Außerordentlicher europäischer Gipfel: Rede von Martin Schulz, Präsident des Europäischen Parlaments am 23. April 2015 in Brüssel
Sehr geehrte Damen und Herren,
seit 20 Jahren bin ich Abgeordneter im Europäischen Parlament. Und seit 20 Jahren fordert das Europäische Parlament eine echte europäische Asyl- und Migrationspolitik. Heute könnte ich Ihnen dieselben Reden vortragen, die ich bereits vor 20 Jahren gehalten habe. Es ist traurig und tragisch zugleich, dass sich seit dem kaum etwas geändert hat. Vor unseren Augen vollzieht sich immer und wieder dieselbe Tragödie und noch mehr Menschen kommen im Mittelmeer um.
Die Nachricht, dass am letzten Sonntag schon wieder bei einem Schiffbruch vermutlich 800 Flüchtlinge ertrunken sind, hat uns fassungslos gemacht. Diese Flüchtlinge haben ihre Heimat verlassen. Wegen Krieg und Verfolgung. Aus Hungersnot und Armut. Sie kamen nach Europa auf der Suche nach Schutz. In der Hoffnung auf ein besseres Leben. Aber sie fanden nur den Tod.
Heute ist das Mittelmeer die tödlichste Grenze der Welt. Auf jeden Flüchtling, der es an die europäische Küste schafft, kommen Unzählige, die ertrinken – wie viele genau werden wir nie wissen. Jedes vor unserer Küste verlorene Menschenleben ist ein Schandfleck für Europa.

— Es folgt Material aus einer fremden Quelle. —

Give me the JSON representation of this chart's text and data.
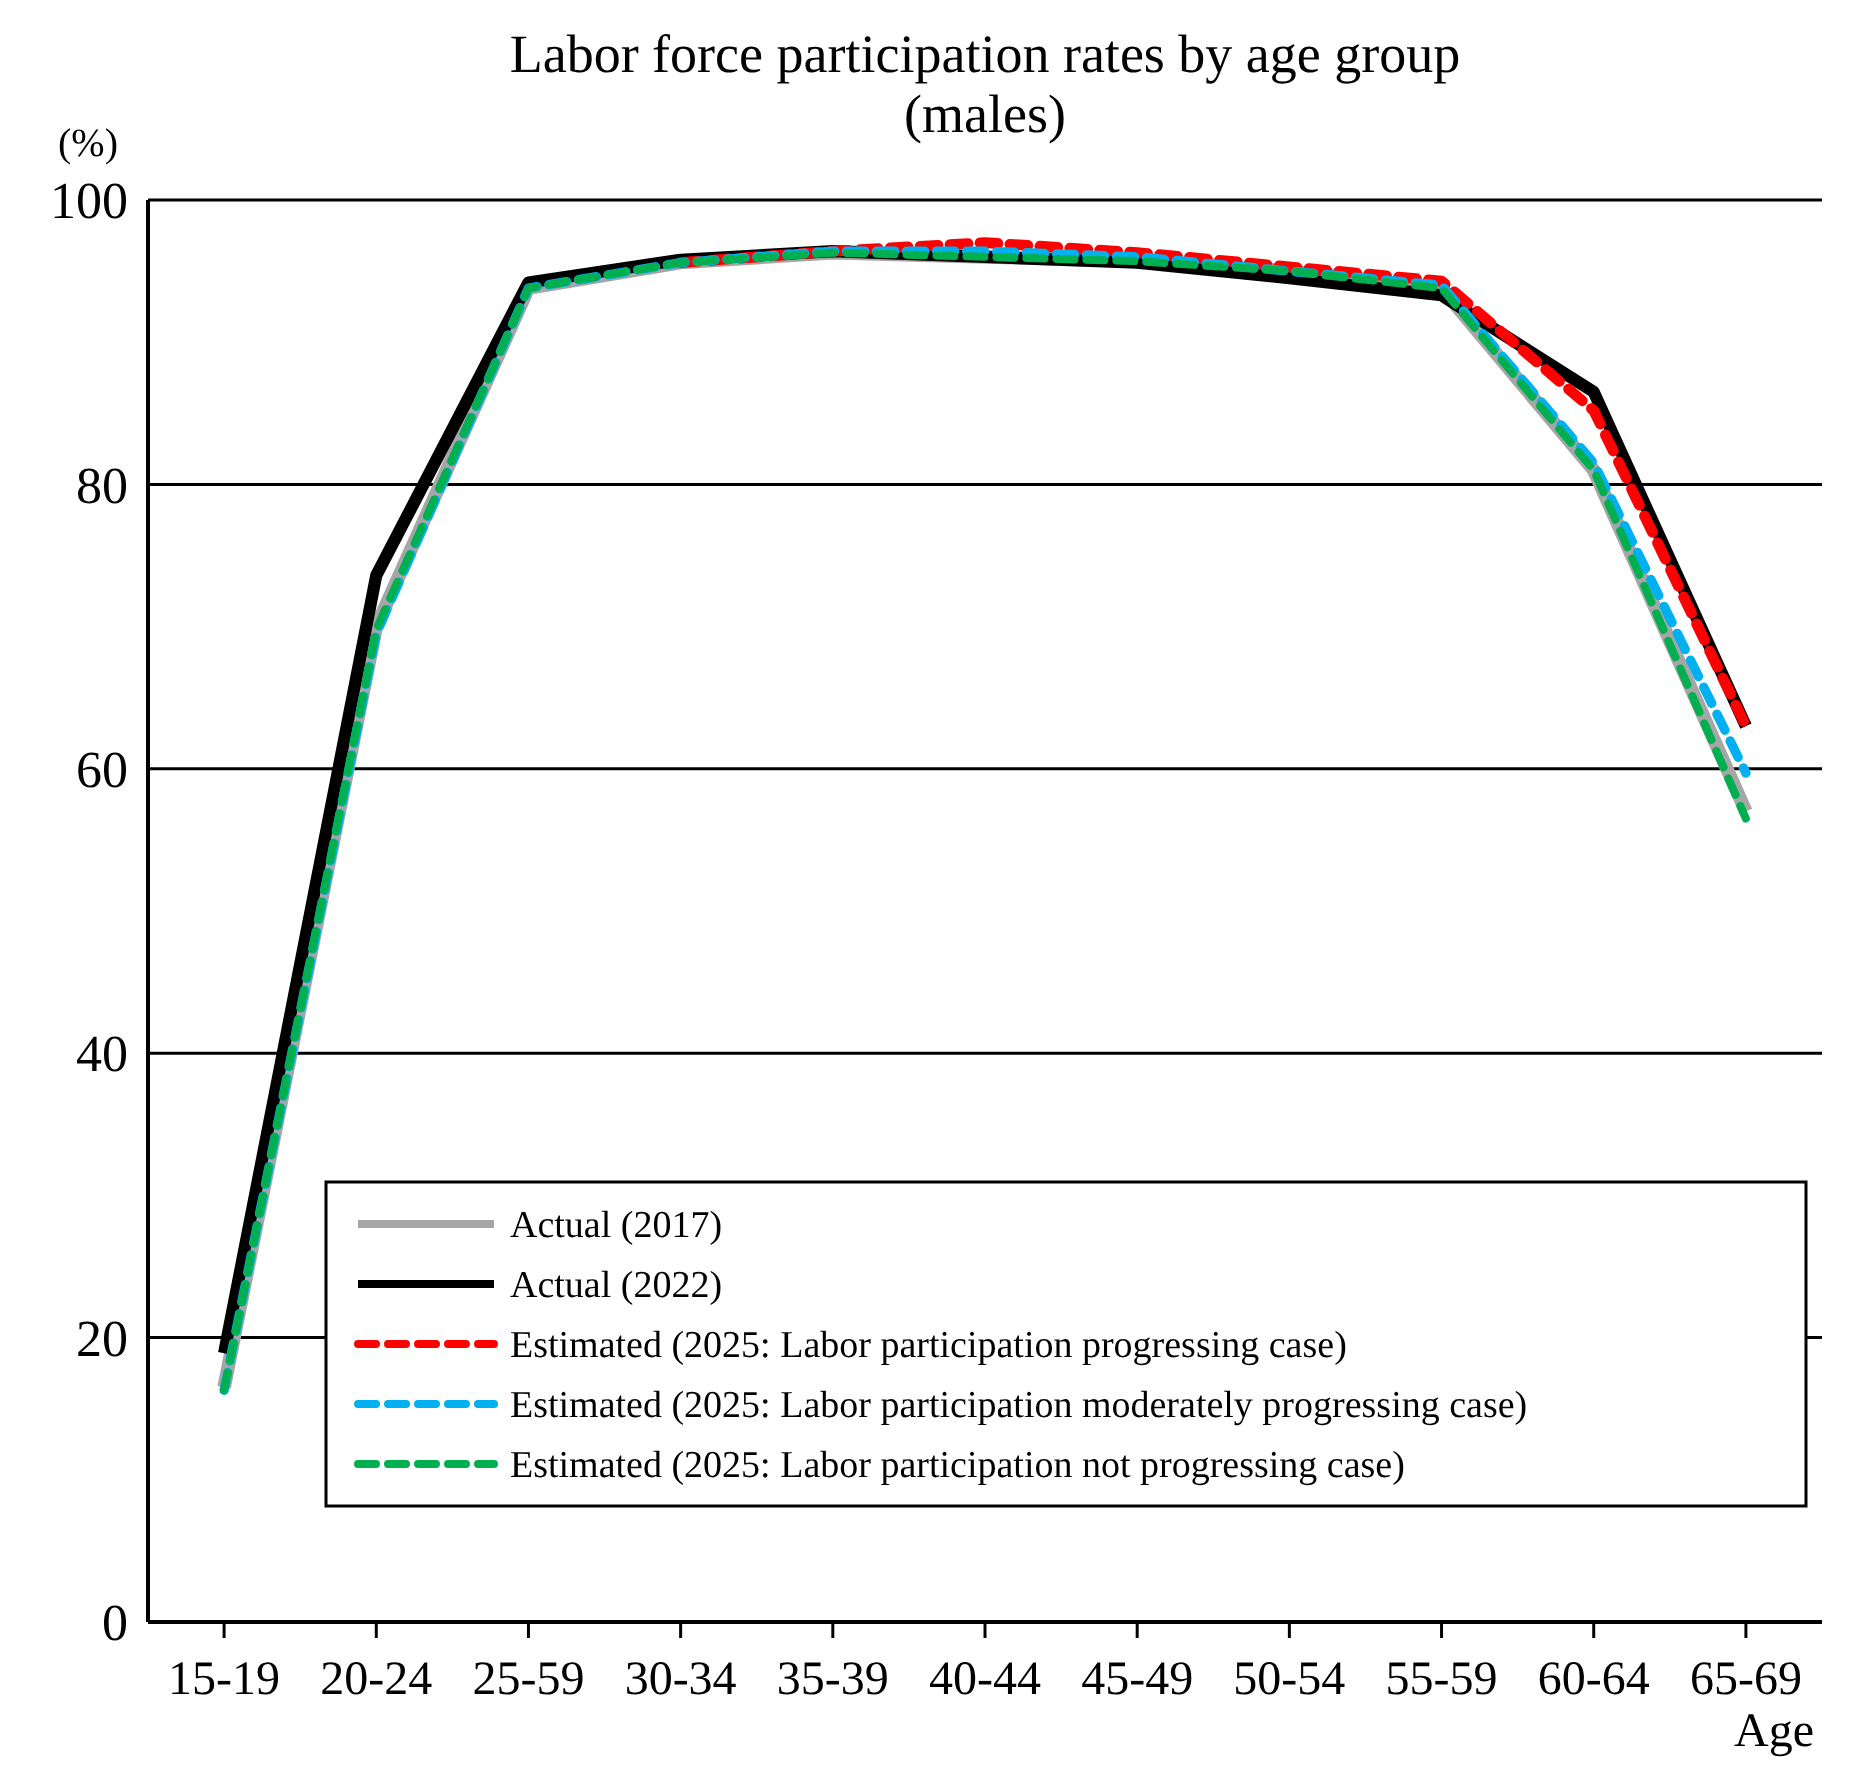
{
  "chart_data": {
    "type": "line",
    "title": "Labor force participation rates by age group (males)",
    "ylabel": "(%)",
    "xlabel": "Age",
    "categories": [
      "15-19",
      "20-24",
      "25-59",
      "30-34",
      "35-39",
      "40-44",
      "45-49",
      "50-54",
      "55-59",
      "60-64",
      "65-69"
    ],
    "ylim": [
      0,
      100
    ],
    "yticks": [
      0,
      20,
      40,
      60,
      80,
      100
    ],
    "grid": "y",
    "legend": "bottom right",
    "marker": "none",
    "series": [
      {
        "name": "Actual (2017)",
        "color": "#a6a6a6",
        "line_style": "solid",
        "values": [
          16.5,
          70.0,
          93.8,
          95.6,
          96.3,
          96.0,
          95.7,
          95.0,
          93.8,
          81.0,
          57.0
        ]
      },
      {
        "name": "Actual (2022)",
        "color": "#000000",
        "line_style": "solid",
        "values": [
          18.9,
          73.6,
          94.2,
          95.8,
          96.4,
          96.0,
          95.6,
          94.5,
          93.3,
          86.5,
          63.0
        ]
      },
      {
        "name": "Estimated (2025: Labor participation progressing case)",
        "color": "#ff0000",
        "line_style": "dashed",
        "values": [
          null,
          null,
          null,
          95.6,
          96.4,
          97.0,
          96.3,
          95.3,
          94.3,
          85.2,
          63.0
        ]
      },
      {
        "name": "Estimated (2025: Labor participation moderately progressing case)",
        "color": "#00b0f0",
        "line_style": "dashed",
        "values": [
          16.3,
          69.5,
          93.8,
          95.6,
          96.4,
          96.4,
          96.0,
          95.0,
          94.0,
          81.5,
          59.7
        ]
      },
      {
        "name": "Estimated (2025: Labor participation not progressing case)",
        "color": "#00b050",
        "line_style": "dashed",
        "values": [
          16.3,
          69.8,
          93.8,
          95.6,
          96.3,
          96.0,
          95.7,
          95.0,
          93.8,
          81.0,
          56.5
        ]
      }
    ]
  }
}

Jedes Mal, wenn ein Boot untergeht und die Menschen schreiend ertrinken, schwören wir: „nie wieder“. Wir halten Schweigeminuten ab. Wir legen Kränze nieder. Wir versprechen, dass ab jetzt alles anders wird. Und dann…

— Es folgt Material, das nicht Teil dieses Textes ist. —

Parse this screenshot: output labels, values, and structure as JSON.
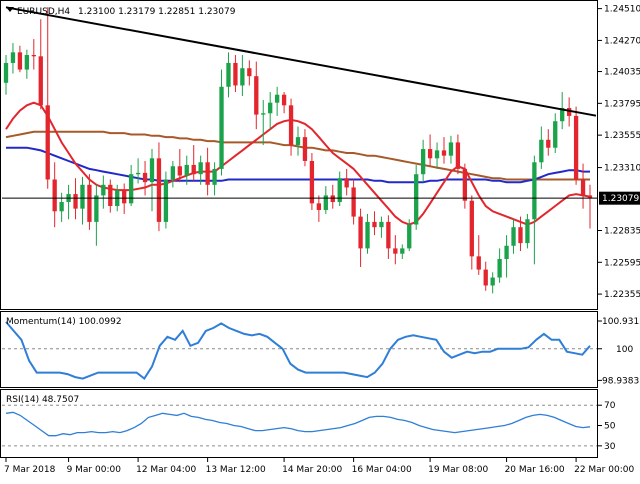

Viele machen „die EU“ für den Tod der Flüchtlinge verantwortlich. Aber es gibt überhaupt keine EU-Migrationspolitik. Es gibt einen Flickenteppich aus 28 verschiedenen einzelstaatlichen Systemen. Über die Migrationspolitik wird nicht in Brüssel entschieden. Die Entscheidungen, ob ein Land Flüchtlinge aus einem Kriegsgebiet aufnimmt, ob Asyl gewährt, eine Rückführung angeordnet oder eine Rettungsmission entsandt wird, fallen in London, Berlin, Paris, Rom, Riga oder Lissabon. Weil in den vergangenen 20 Jahren die Innenminister Ihrer Länder nicht in der Lage oder nicht willens waren, ein europäisches System zu entwickeln. Und weil es keine echt europäische Asyl- und Migrationspolitik gibt, verwandelt sich das Mittelmeer in einen Friedhof.

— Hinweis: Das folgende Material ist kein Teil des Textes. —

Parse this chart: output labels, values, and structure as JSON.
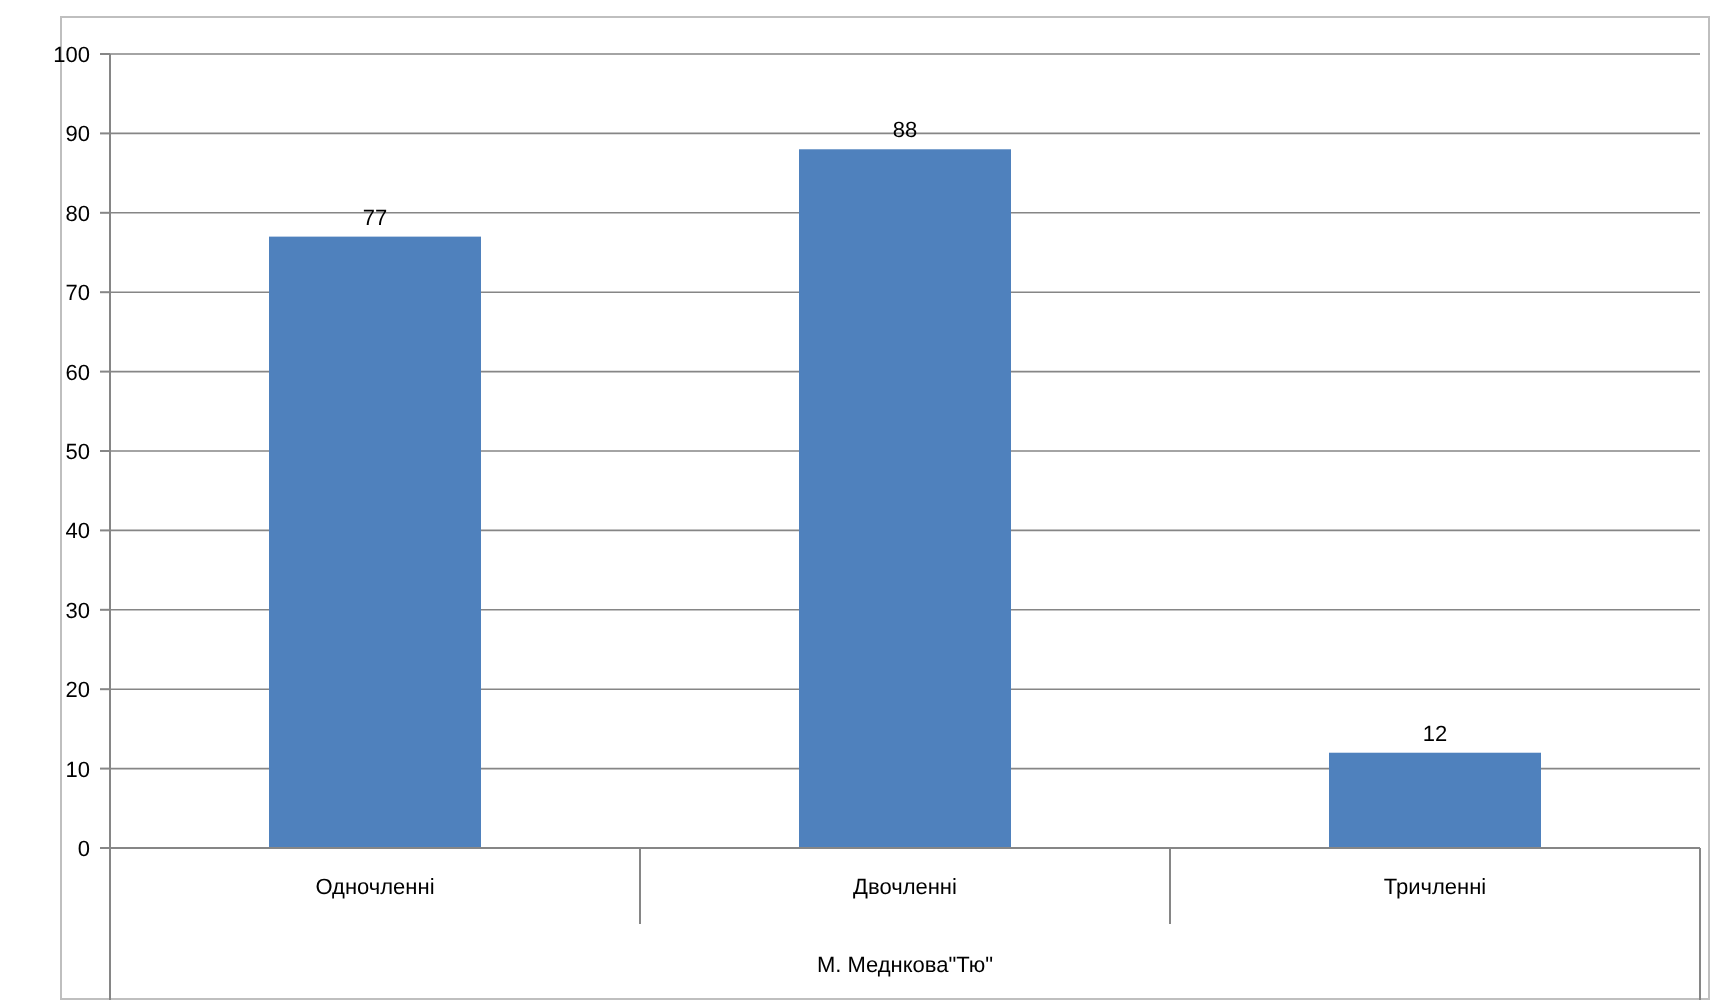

Unsere dringendste Aufgabe muss es sein, Leben auf See zu retten. Wenn Menschen vor unseren Augen ertrinken, ist es ein Gebot der Menschlichkeit, dass wir unsere Hand ausstrecken und sie retten.
Ich fordere Sie eindringlich auf, im Mittelmeer rasch und verstärkt Such- und Rettungsaktionen durchzuführen. Wir müssen die von Frontex koordinierten gemeinsamen Einsätze Triton und Poseidon im Mittelmeer verstärken, indem wir die Zahl der eingesetzten Schiffe, die Ausrüstungen und die finanziellen Mittel exponentiell erhöhen. Selbstverständlich hätten wir das schon vor Monaten, genauer gesagt, im Oktober letzten Jahres, tun können, als Triton anlief. Diejenigen hier am Tisch, die damals zögerten sich zu beteiligen, werden sich ganz gewiss an diese Diskussion erinnern.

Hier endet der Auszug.